Disney has once again tried to overhaul its retail strategy. The New York Times reports today that Disney has opened a new prototype store in California. Reporter Brooks Barnes explains the changes in the store format:
Quietly, like a mouse on tiptoe, Disney overhauled its retail store at the Northridge Fashion Center mall in late July. Out went the twisty Pixie Path aisles, the ornate displays, the green walls and the color-changing fiberglass trees. In came a movie-theater-size screen, a simplified floor plan, white walls and more items for fashion-conscious adults... The redesign makes Disney’s stores a bit more like Disney’s theme parks. For instance, daily parades at Disneyland in California and Walt Disney World in Florida will be streamed live to those colossal video screens. During the parades, store personnel will put out mats for shoppers to sit on and roll out souvenir carts stocked with cotton candy and light-up Mickey Mouse ears.

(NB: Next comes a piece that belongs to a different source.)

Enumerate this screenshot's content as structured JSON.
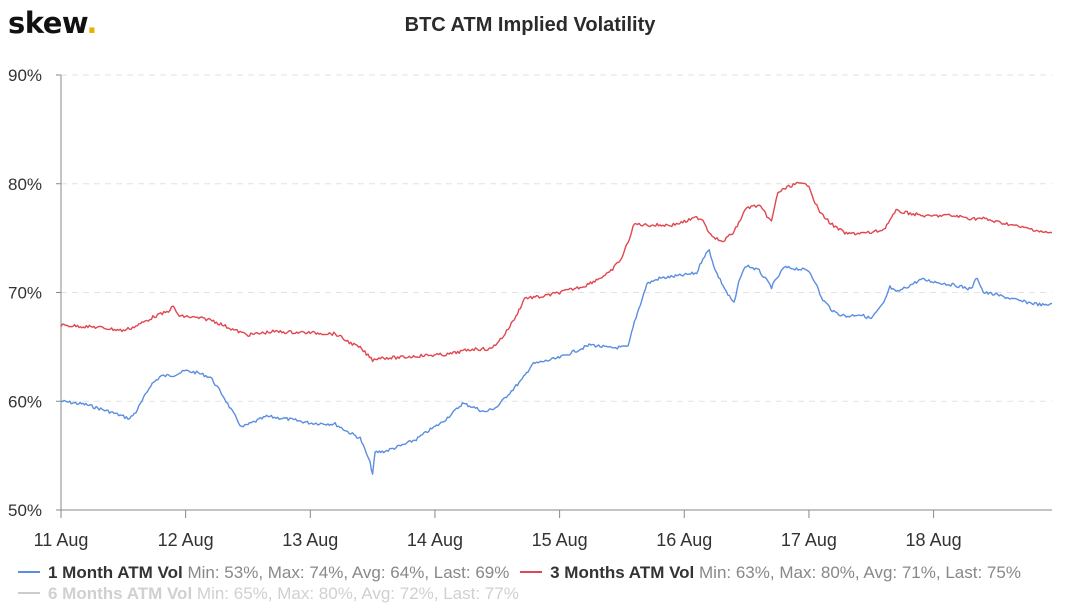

Of course, Disney tried to overhaul its retail stores seven years ago. Now they are trying again to reshape their retail strategy in the face of intense competition from online retailers, as well as major players such as Target and Wal-Mart. As with the prior revamp, I think Disney has to ask itself two fundamental questions:
1. Do the stores represent a sufficient experience that justifies customers making a special trip to the store, as opposed to buying elsewhere? Does that experience enhance customer's willingness to pay for its products? If they can't answer yes to those two questions, then they should reconsider this vertical integration strategy.
2. Should Disney have 300+ stores across the country, mostly in shopping malls? Or, should Disney consider slimming down the store count considerably, and opting for a "flagship store" strategy in major cities around the world?